L'Internazionale di Alessio Ghisolfi | 29 febbraio 2020, 06:00

Vertice Italia - Francia: quale ruolo per il Piemonte? L’ideale era un summit “sabaudo”.

Vertice Italia - Francia: quale ruolo per il Piemonte? L’ideale era un summit “sabaudo”.

Roma e Parigi mostrano gli assetti geopolitici che variano in seguito alla Brexit ed a ridosso della manifesta debolezza della leadership tedesca di Angela Merkel. Il presidente del Consiglio ed il capo dello stato francese dettagliano a Napoli un patto partenopeo - forse sarebbe stato meglio sabaudo stante il nostro modello Piemonte ed il rilancio dell’economia di confine - al fine di rafforzare una integrazione europea che li ha visti su piani diversi. Insieme, a livello europeo, i nostri due paesi rappresentano il 35% degli investimenti in ricerca e sviluppo.

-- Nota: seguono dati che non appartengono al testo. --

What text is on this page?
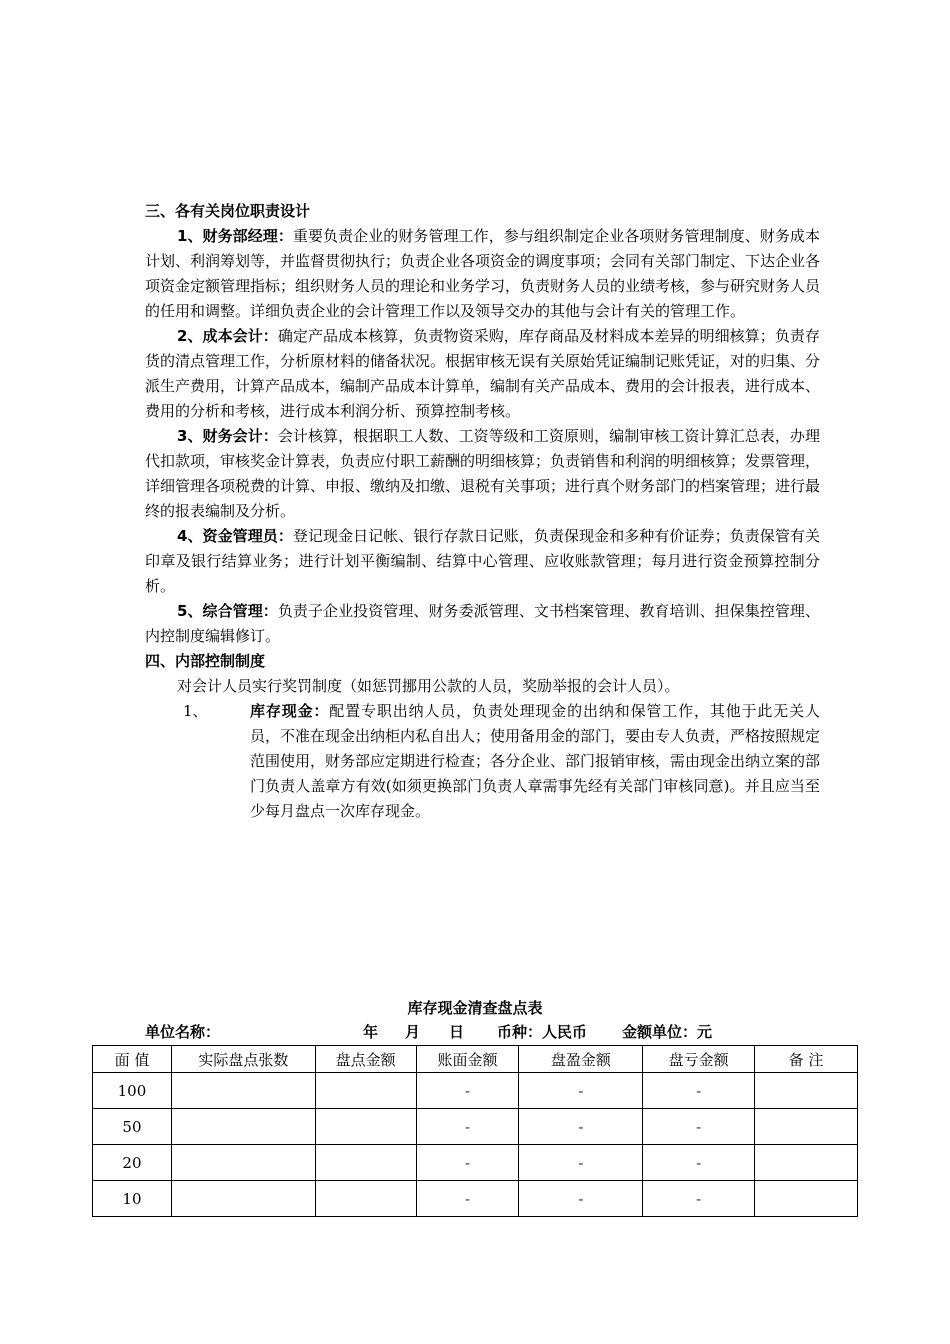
三、各有关岗位职责设计

1、财务部经理：重要负责企业的财务管理工作，参与组织制定企业各项财务管理制度、财务成本计划、利润筹划等，并监督贯彻执行；负责企业各项资金的调度事项；会同有关部门制定、下达企业各项资金定额管理指标；组织财务人员的理论和业务学习，负责财务人员的业绩考核，参与研究财务人员的任用和调整。详细负责企业的会计管理工作以及领导交办的其他与会计有关的管理工作。

2、成本会计：确定产品成本核算，负责物资采购，库存商品及材料成本差异的明细核算；负责存货的清点管理工作，分析原材料的储备状况。根据审核无误有关原始凭证编制记账凭证，对的归集、分派生产费用，计算产品成本，编制产品成本计算单，编制有关产品成本、费用的会计报表，进行成本、费用的分析和考核，进行成本利润分析、预算控制考核。

3、财务会计：会计核算，根据职工人数、工资等级和工资原则，编制审核工资计算汇总表，办理代扣款项，审核奖金计算表，负责应付职工薪酬的明细核算；负责销售和利润的明细核算；发票管理，详细管理各项税费的计算、申报、缴纳及扣缴、退税有关事项；进行真个财务部门的档案管理；进行最终的报表编制及分析。

4、资金管理员：登记现金日记帐、银行存款日记账，负责保现金和多种有价证券；负责保管有关印章及银行结算业务；进行计划平衡编制、结算中心管理、应收账款管理；每月进行资金预算控制分析。

5、综合管理：负责子企业投资管理、财务委派管理、文书档案管理、教育培训、担保集控管理、内控制度编辑修订。

四、内部控制制度

对会计人员实行奖罚制度（如惩罚挪用公款的人员，奖励举报的会计人员）。

1、	库存现金：配置专职出纳人员，负责处理现金的出纳和保管工作，其他于此无关人员，不准在现金出纳柜内私自出人；使用备用金的部门，要由专人负责，严格按照规定范围使用，财务部应定期进行检查；各分企业、部门报销审核，需由现金出纳立案的部门负责人盖章方有效(如须更换部门负责人章需事先经有关部门审核同意)。并且应当至少每月盘点一次库存现金。
库存现金清查盘点表
单位名称：	年 月 日 币种：人民币 金额单位：元
面 值	实际盘点张数	盘点金额	账面金额	盘盈金额	盘亏金额	备 注
100			-	-	-	
50			-	-	-	
20			-	-	-	
10			-	-	-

La preoccupazione per la inaccettabile e violenta offensiva a Idlib condotta dal regime siriano si è posta a fianco dei timori sulla Libia, e sulle aspettative, ad oggi deluse, delle conseguenze della Conferenza di Berlino per una soluzione non armata del conflitto.

Ma quale ruolo per il modello Piemonte nel summit internazionale? Emmanuel e Giuseppe concordano sulla ultimazione transfrontaliera della linea Torino-Lione evidenziando il solido contributo Ue del 40% che potrebbe con il battesimo del nuovo Regolamento per il periodo di programmazione 2021-2027 subire un sensibile aumento di oltre il 50%.

Opportunità e rischi dunque per il Piemonte? No, solo opportunità perché la nostra regione potrebbe bene essere capofila delle altre nella leadership del rapporto Italia - Francia, e non solamente per ragioni territoriali di confine ma per aspetti economici di import - export oltre che culturali.

Dal mancato vertice sabaudo emerge comunque chiaramente come il nostro Paese potrebbe porsi al centro di un nuovo assetto internazionale approfittando anzitutto legittimamente della Brexit e di una Germania che ha abbassato le difese immunitarie dopo anni e di battaglie minori ma sensibili come quella sul 5G e sulla adesione alla via della seta che hanno indispettito alcuni segmenti importanti degli Stati Uniti.

Il Presidente francese ha dimostrato di condurre il Paese su un progetto economico definito (sebbene a volte discutibile sotto l’aspetto della diplomacy) acquistando parecchio, forse troppo, in Italia: tutto mentre il nostro
Paese è stato alla finestra alpina a guardare le loro occasioni, panorama di opportunità in cui il Piemonte potrebbe finalmente essere capofila.

Sempre che il Tenda finalmente decolli e venga considerato una priorità economica. Senza di esso il vertice Italia - Francia franerà nel vuoto.